Brimelow did not return a request for comment.

Since the riot last week, VDARE has become a platform for several writers standing with Trump and people who attended the rally.

“I believe Trump won the election and I believe that this matters,” says an article on the foundation’s site. The writer also says he believes the anti-fascist protesters and frequent Trump targets known as antifa were “amongst the crowd.” Ken Kohl, a senior official in the D.C. U.S. Attorney’s Office, recently said that investigators saw no indication of Antifa being part of the riot.

Another writer on VDARE’s site admitted to cheering on the Capitol invasion. “I’m going to open with a confession here: watching those protestors rampaging through the halls of Congress on Wednesday afternoon, there was a part of me that was cheering them on,” the article says.

Project Veritas, an activist group founded by investigator James O’Keefe, received over $4.5 million in 2019 from the Donors Trust. In August 2020, The New Republic reported that Project Veritas was secretly moving ahead with sting operations that would “undermine the integrity of absentee and mail-in ballot counts.”

Jered Ede, the chief legal officer for Project Veritas, told CNBC that the group condemns the violence at the Capitol and pushed back on the idea their investigations are attempts to undermine the election. He also said that Project Veritas has proved at least two instances of fraud and irregularities, including in New Hampshire and Texas.

“Project Veritas has been exposing voter fraud and election integrity stories for nearly a decade.  We did so prior to 2020, we did so prior to 2019, we did so prior to Mr. Trump announcing his candidacy, and we will continue to do so for as long as we are around,” Ede said in part of his lengthy responses to CNBC. “Neither our donors nor any politician control or direct what stories we cover.  We have and will continue to cover these stories because voters deserve to know the truth and have faith in their electoral system.”

Project Veritas pushed a Pennsylvania postal worker’s claim about mail-in ballots that the Trump campaign would cite in a lawsuit that eventually went nowhere, according to The Washington Post.

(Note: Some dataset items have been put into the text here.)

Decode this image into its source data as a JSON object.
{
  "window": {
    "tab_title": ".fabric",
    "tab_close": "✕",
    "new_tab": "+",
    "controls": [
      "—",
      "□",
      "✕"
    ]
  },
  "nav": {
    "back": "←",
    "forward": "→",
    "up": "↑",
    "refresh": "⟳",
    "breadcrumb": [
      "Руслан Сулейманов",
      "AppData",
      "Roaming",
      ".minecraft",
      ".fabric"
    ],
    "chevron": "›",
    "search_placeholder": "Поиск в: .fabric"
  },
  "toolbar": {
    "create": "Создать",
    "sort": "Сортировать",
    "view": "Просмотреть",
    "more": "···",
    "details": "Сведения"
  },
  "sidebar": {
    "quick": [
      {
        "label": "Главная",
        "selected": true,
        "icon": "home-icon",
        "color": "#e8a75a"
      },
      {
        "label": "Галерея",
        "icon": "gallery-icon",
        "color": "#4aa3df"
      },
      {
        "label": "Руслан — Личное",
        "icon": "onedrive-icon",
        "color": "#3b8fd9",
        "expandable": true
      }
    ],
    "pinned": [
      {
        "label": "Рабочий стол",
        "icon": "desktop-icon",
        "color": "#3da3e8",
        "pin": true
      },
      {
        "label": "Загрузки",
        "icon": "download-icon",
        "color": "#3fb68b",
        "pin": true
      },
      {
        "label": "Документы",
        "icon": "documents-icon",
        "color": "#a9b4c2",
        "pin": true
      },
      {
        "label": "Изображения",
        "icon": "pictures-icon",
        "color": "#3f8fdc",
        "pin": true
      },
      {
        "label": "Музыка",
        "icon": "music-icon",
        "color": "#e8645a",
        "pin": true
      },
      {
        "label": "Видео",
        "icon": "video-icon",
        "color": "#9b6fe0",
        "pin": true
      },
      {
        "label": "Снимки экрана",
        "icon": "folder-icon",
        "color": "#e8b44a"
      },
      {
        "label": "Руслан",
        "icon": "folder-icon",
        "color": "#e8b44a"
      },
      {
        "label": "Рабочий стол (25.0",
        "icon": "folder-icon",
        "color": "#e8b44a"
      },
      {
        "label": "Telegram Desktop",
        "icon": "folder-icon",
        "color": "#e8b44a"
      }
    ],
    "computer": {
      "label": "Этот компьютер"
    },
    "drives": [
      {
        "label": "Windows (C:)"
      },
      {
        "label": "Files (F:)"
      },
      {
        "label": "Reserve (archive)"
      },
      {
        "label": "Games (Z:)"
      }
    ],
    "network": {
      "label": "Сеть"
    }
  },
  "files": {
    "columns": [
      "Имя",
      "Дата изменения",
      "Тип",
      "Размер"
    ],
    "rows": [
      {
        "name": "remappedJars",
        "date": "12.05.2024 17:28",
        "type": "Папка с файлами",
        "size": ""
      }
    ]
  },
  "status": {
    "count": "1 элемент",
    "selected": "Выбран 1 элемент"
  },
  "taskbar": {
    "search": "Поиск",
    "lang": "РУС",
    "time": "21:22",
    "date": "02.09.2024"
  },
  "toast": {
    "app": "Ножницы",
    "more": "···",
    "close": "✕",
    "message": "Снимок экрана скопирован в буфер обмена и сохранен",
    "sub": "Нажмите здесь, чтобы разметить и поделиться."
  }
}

The Center for Security Policy received over $800,000 from Donors Trust in 2019. It was founded by Frank Gaffney, who pushed conspiracy theories about President Obama’s administration and the Muslim Brotherhood. In the buildup to the riot, Gaffney questioned the results of the election.

Fred Fleitz, the president of the Center for Security Policy, told CNBC late Tuesday that the group acknowledges that Biden is going to be the new president. He said Gaffney was no longer running the organization. The website lists Gaffney as executive chairman.

“Center for Security Policy accepts Joe Biden as the legal President of the United States,” Fleitz said. “It’s time to move on. We are an organization that is going to focus on holding Biden accountable when it comes to national security. Gaffney does not run the organization. He’s not the president of the organization, I am,” Fleitz added.

In a post on the group’s website, Gaffney himself claimed in December the media is pushing a “false narrative” that “there’s no evidence of electoral larceny in the 2020 presidential race – or at least none that would have made a difference,” he said. Gaffney also wrote that “the online resource EveryLegalVote.com makes clear that election integrity was systematically compromised.”

In January, a Center for Security Policy article claimed there are 10 truths about election fraud, including that election fraud has become “more sinister and sophisticated.”

An article on Jan. 5, a day before the riot, is headlined “Exercising your First Amendment rights? How to avoid Antifa violence at the upcoming January 6th protests.” Then article then goes on to give protestors tips on how to avoid fights with Antifa.

Gaffney’s own condemnation of the violence after the protest included him calling for a hearing that would show “evidence of electoral grand larceny.”

The Gaffney posts disappeared off the group’s website shortly after CNBC reached out for comment. CNBC has screenshots of the posts.